Wirjawan said there was still a shortage of white sugar in the domestic market, and that permits for raw sugar imports would be issued shortly.

“We are now considering a raw sugar import proposal from the Indonesian Sugar Board (DGI) and Agriculture Ministry,” he added. “We will issue the permit soon.”

White sugar stocks were estimated at 598,932 tonnes between February and May, lower than consumption of 860,000 tonnes.

Last month, the agriculture minister said Indonesia had ample white sugar stocks to see it through until milling season, which usually begins in May. 

This month, the minister said Indonesia planned to import 240,000 tonnes of raw sugar in 2012 to make up for a white sugar shortage. 

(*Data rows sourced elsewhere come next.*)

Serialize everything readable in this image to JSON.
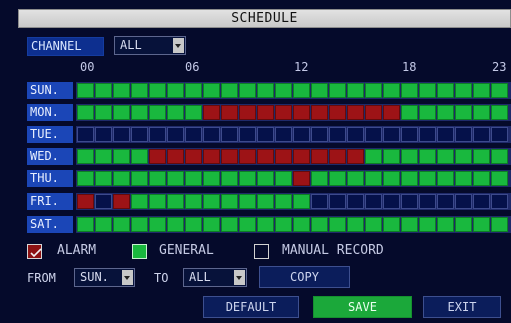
{
  "title": "SCHEDULE",
  "channel": {
    "label": "CHANNEL",
    "value": "ALL"
  },
  "hours": [
    "00",
    "06",
    "12",
    "18",
    "23"
  ],
  "days": [
    {
      "label": "SUN.",
      "pattern": "GGGGGGGGGGGGGGGGGGGGGGGG"
    },
    {
      "label": "MON.",
      "pattern": "GGGGGGGAAAAAAAAAAAGGGGGG"
    },
    {
      "label": "TUE.",
      "pattern": "MMMMMMMMMMMMMMMMMMMMMMMM"
    },
    {
      "label": "WED.",
      "pattern": "GGGGAAAAAAAAAAAAGGGGGGGG"
    },
    {
      "label": "THU.",
      "pattern": "GGGGGGGGGGGGAGGGGGGGGGGG"
    },
    {
      "label": "FRI.",
      "pattern": "AMAGGGGGGGGGGMMMMMMMMMMM"
    },
    {
      "label": "SAT.",
      "pattern": "GGGGGGGGGGGGGGGGGGGGGGGG"
    }
  ],
  "legend": {
    "alarm": "ALARM",
    "general": "GENERAL",
    "manual": "MANUAL RECORD"
  },
  "copy_controls": {
    "from_label": "FROM",
    "from_value": "SUN.",
    "to_label": "TO",
    "to_value": "ALL",
    "copy_label": "COPY"
  },
  "buttons": {
    "default": "DEFAULT",
    "save": "SAVE",
    "exit": "EXIT"
  },
  "colors": {
    "general": "#19b83e",
    "alarm": "#9d1316",
    "manual": "#05114a",
    "accent": "#1b46b7"
  }
}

The archipelago imports sugar because domestic production cannot catch up with demand, each year buying about 2 million tonnes of raw sugar, or half of its consumption, mostly from Thailand.

Indonesia imported 118,129 tonnes of white sugar last year, from total permits for 450,000 tonnes. The government is only allowed the issue of white sugar import permits from January until April.

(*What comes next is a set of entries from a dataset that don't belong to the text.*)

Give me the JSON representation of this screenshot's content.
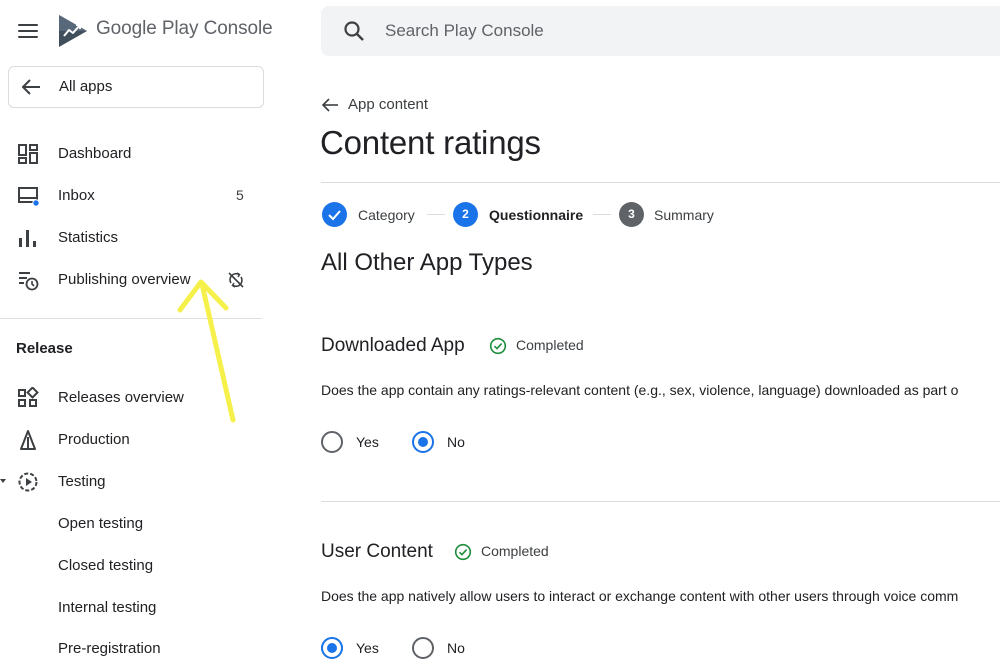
{
  "header": {
    "brand": "Google Play Console",
    "search_placeholder": "Search Play Console"
  },
  "sidebar": {
    "all_apps": "All apps",
    "items": [
      {
        "label": "Dashboard",
        "icon": "dashboard-icon"
      },
      {
        "label": "Inbox",
        "icon": "inbox-icon",
        "count": "5"
      },
      {
        "label": "Statistics",
        "icon": "bar-chart-icon"
      },
      {
        "label": "Publishing overview",
        "icon": "history-icon",
        "trailing_icon": "sync-disabled-icon"
      }
    ],
    "release_section": "Release",
    "release_items": [
      {
        "label": "Releases overview",
        "icon": "grid-icon"
      },
      {
        "label": "Production",
        "icon": "production-icon"
      },
      {
        "label": "Testing",
        "icon": "play-circle-icon"
      },
      {
        "label": "Open testing"
      },
      {
        "label": "Closed testing"
      },
      {
        "label": "Internal testing"
      },
      {
        "label": "Pre-registration"
      }
    ]
  },
  "main": {
    "back_link": "App content",
    "title": "Content ratings",
    "steps": [
      {
        "number": "1",
        "label": "Category",
        "state": "done"
      },
      {
        "number": "2",
        "label": "Questionnaire",
        "state": "active"
      },
      {
        "number": "3",
        "label": "Summary",
        "state": "pending"
      }
    ],
    "section_heading": "All Other App Types",
    "questions": [
      {
        "title": "Downloaded App",
        "status": "Completed",
        "text": "Does the app contain any ratings-relevant content (e.g., sex, violence, language) downloaded as part o",
        "options": [
          "Yes",
          "No"
        ],
        "selected": "No"
      },
      {
        "title": "User Content",
        "status": "Completed",
        "text": "Does the app natively allow users to interact or exchange content with other users through voice comm",
        "options": [
          "Yes",
          "No"
        ],
        "selected": "Yes"
      }
    ]
  },
  "colors": {
    "accent": "#1a73e8",
    "success": "#1e8e3e",
    "step_pending": "#5f6368",
    "annotation": "#f5f04a",
    "logo_dark": "#414e5c",
    "logo_light": "#6c7d8c"
  }
}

Imports of monosodium glutamate (MSG), raw, refined and white sugar into Indonesia were an estimated 3.3 million tonnes in 2011, the Indonesian Sugar Association (AGI) said last year. 

Thailand provides 60 percent of Indonesia’s imports, with 20 percent from Brazil and 10 percent from Australia, the AGI says. Southeast Asia’s largest economy has already stated that it would not import any white sugar this year because it had enough stocks to see it through until its milling season.

Indonesia’s 2011 white sugar output is estimated at 2.35 million tonnes, with monthly white sugar consumption at about 220,000 tonnes, government officials say.

The world’s largest Muslim population was the world’s second-largest exporter of sugar in the 1930s, but ageing mills, a vast network of smallholders and an influx of cheaper imported sugar put pressure on domestic production. Sugarcane farmers protested in December against plans to import sugar this year.